Finding the great Matteo Surian, Matteo the Butcher, proved more difficult than I expected. True, he had retired from the War of Fists years ago and if he was a courtesan's doorman he might have retired from his official trade also, but he was still a legend. He had just been arrested and released for a murder that must be the talk of the parish. Despite all that, the first three pairs of ears I asked had never heard of him. The last pair belonged to a burly youth dressed as a porter and Violetta intervened.
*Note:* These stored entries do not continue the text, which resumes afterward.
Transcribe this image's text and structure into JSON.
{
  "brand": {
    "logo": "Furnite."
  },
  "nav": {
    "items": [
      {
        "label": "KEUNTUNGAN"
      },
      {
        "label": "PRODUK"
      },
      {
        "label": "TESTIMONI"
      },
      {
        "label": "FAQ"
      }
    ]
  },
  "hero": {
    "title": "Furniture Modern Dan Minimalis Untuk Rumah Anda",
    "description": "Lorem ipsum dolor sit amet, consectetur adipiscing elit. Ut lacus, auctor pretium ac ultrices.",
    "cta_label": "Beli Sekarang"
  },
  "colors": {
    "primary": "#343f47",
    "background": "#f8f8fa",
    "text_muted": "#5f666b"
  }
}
“Oh, please help us. I would be so-o-o grateful!” She accompanied the words with a smile that suggested she wanted to rip all his clothes off and her own as well and rape him, right there in the
campo
.
He turned brick red and said, “Try the
magazzen
, madonna.”
Every parish has a
magazzen
, where cheap wine is available around the clock, and San Samuele's is larger than most, perhaps because so many of the cheaper prostitutes live in that area and bring in trade. It was not a place I would willingly take a beautiful girl, but I dared not suggest that my companion wait outside.
Even on that workday morning a surprising number of customers were sitting around in the dim, rank-smelling place, all of them male. Right away I spotted the man we wanted, slumped at a tiny table in the farthest corner with his back to us, a huge hunched shape, paradigm of abject drunken misery. No one else could be that big or that unhappy.
“There he is,” I said and took two steps.
My way was blocked by a competent-looking young bravo with one hand resting on his sword hilt. “Sit there,” he said, nodding to a table well away from Matteo.
Keeping my hands in full view, I said, “Hello, Ugo. Been a long time—Alfeo Zeno.”
Ugo lowered his guard half a hairsbreadth. “You're on the wrong side of the canal.”
“Viva Castellani! But you remember that I was a friend of Matteo's? I held his shirt back in '82, remember? I'm here to help him.”
“Come back in a month. He can't be helped right now.”
I was afraid of that. Matteo had been a proud fighter all his life, a man other men either feared or greatly respected. Multitudes had cheered him. To have his woman murdered and then be accused of killing her must have been a thunderous shock to his self-esteem, even if his relationship with Caterina had been purely business, which was highly improbable.